Lab #7: Compiler Optimizations
Compilers can do a lot for us. But how realistic are these optimization situations?
- Broad Research Question. What kind of performance trade-offs are present when compiler optimizations are used?
- Technology choice. Choose one programming language to research. It can be an interpreted or compiled language. (Tip: compiled languages might be easier for this lab since you can inspect the binary.)
- Optimizations. Research a compiler/interpreter of your language of choice to determine what kinds of optimizations it provides. Look in two places: options to the compiler itself (e.g. like this one from GCC), and the changelog of the compiler. Find three optimizations that you will attempt to reproduce. (You may not choose Tail Call recursion, as it was in a prior lab.)

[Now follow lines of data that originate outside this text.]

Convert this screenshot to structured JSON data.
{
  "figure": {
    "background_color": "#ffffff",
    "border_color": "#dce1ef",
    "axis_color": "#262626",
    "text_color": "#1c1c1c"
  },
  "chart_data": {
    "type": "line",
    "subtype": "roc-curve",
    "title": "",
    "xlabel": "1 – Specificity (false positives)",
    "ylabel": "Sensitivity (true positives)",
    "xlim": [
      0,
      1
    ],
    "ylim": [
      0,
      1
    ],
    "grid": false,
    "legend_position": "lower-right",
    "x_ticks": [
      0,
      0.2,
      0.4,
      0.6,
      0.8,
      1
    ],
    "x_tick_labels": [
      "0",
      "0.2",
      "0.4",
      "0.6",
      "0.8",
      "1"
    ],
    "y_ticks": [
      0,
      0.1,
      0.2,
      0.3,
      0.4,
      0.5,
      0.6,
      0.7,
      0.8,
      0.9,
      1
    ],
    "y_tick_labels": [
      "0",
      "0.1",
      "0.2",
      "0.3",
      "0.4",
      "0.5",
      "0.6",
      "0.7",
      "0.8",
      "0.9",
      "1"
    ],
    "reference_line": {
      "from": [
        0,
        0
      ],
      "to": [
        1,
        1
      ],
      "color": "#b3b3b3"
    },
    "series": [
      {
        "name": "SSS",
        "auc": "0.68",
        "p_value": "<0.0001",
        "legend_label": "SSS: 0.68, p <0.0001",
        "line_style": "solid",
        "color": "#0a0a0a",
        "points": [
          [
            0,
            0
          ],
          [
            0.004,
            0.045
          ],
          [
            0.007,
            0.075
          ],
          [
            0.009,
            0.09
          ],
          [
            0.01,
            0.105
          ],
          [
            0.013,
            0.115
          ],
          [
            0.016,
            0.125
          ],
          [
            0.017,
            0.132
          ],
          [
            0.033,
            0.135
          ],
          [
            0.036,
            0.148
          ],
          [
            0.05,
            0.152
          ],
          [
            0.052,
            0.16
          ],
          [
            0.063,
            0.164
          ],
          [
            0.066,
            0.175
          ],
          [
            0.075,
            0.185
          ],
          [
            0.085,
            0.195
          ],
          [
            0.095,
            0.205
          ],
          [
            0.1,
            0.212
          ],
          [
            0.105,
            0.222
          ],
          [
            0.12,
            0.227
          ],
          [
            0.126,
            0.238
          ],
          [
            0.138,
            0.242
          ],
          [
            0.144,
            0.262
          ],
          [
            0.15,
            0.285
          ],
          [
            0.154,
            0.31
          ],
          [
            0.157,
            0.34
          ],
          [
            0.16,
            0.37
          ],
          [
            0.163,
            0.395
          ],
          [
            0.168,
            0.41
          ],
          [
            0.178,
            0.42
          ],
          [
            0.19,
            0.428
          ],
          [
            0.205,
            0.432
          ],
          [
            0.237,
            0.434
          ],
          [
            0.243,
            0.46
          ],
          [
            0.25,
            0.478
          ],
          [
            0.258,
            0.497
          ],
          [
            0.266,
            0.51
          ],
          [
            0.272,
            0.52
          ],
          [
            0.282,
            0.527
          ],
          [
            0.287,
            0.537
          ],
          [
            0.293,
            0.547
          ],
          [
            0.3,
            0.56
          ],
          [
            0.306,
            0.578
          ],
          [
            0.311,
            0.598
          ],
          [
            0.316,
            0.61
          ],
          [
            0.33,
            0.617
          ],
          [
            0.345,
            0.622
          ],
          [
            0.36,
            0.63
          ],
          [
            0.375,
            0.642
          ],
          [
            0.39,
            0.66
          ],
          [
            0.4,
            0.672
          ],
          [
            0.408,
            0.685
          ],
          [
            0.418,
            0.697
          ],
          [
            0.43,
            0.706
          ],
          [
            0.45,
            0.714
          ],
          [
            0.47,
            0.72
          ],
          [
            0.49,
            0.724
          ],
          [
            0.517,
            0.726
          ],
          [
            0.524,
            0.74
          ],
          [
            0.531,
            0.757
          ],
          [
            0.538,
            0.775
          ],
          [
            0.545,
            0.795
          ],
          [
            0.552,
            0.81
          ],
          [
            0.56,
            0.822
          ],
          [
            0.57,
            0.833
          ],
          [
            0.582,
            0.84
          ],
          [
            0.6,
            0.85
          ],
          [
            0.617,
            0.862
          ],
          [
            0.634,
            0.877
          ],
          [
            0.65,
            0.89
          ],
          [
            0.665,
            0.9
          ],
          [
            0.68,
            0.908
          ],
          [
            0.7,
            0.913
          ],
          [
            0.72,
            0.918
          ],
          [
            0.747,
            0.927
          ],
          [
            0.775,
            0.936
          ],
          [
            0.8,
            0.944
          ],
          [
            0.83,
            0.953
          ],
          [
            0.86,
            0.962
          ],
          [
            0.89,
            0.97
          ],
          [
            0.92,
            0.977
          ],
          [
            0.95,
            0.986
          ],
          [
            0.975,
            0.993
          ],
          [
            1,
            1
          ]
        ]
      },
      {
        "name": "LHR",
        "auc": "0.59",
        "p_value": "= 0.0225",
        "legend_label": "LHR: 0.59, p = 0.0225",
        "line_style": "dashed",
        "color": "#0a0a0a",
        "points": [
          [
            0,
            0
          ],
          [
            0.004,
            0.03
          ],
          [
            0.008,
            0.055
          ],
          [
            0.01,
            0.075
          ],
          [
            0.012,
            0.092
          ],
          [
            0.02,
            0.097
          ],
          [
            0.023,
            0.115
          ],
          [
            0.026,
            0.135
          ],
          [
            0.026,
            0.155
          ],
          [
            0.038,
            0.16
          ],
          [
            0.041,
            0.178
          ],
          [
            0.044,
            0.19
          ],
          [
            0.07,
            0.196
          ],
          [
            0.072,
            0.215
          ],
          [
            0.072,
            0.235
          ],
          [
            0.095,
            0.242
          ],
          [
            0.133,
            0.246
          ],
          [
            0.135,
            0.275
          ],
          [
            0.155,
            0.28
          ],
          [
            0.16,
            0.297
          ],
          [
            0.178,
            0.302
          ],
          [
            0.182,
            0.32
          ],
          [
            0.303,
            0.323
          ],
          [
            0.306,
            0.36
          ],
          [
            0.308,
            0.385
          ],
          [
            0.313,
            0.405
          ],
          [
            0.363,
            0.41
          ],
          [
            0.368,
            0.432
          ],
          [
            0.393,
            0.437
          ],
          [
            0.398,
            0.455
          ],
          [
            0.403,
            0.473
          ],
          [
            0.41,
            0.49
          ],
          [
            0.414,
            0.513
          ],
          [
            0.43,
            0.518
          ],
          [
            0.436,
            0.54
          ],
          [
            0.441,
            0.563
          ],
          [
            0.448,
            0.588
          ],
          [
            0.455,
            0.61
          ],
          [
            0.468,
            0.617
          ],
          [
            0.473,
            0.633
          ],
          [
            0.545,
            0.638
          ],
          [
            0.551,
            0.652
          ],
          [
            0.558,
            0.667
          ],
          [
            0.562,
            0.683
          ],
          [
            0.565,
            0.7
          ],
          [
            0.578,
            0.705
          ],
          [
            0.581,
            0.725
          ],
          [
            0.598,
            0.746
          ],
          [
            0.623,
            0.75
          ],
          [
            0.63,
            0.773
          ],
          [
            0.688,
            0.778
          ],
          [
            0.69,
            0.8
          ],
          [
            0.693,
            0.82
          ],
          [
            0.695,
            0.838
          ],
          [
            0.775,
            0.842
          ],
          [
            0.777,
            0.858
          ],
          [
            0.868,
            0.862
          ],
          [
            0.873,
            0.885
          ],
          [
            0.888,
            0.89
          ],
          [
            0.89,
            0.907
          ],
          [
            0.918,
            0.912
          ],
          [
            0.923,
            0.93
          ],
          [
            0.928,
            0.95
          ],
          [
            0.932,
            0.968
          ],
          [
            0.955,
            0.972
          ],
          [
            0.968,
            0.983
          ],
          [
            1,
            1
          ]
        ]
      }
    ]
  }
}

- Workload. Test for (a) constant folding, and (b) your three additional optimizations. Write example code that SHOULD be optimized by compiler. Demonstrate in your lab report that the two factors of your experiment show unoptimized code vs. optimized code. This can be via changing the compiler version, or in showing the difference in the assembly generated (e.g. gcc -S), or something else.
- Minimum runtime. Be sure to have enough trial repetitions for each experiment to last at least 60 seconds.
- In your lab report, be sure to include a detailed explanation of what is happening. Use figures and code snippets. Provide some real-world examples of how this optimization can happen and what kinds of benefits it provides.
Lab #8: Revisit
- For this final lab, you must go back to one of your previous labs and revisit it. You may choose the lab.
- Improve the experiment. Are there more trials you can run? More factors you can explore? Better workloads you can use? Look at your limitations for inspiration. Document your choices and re-run your results
- Add new questions. Decide upon 2-3 new research questions on the lab topic that you want to explore. Conduct those additional experiments and integrate them into your conclusions.
- Submission. Make a copy of your prior lab for this one and work from there.
- Grading. The grade for this one is just like the others - the grade on your old lab still stands. This is just an opportunity to go back and improve.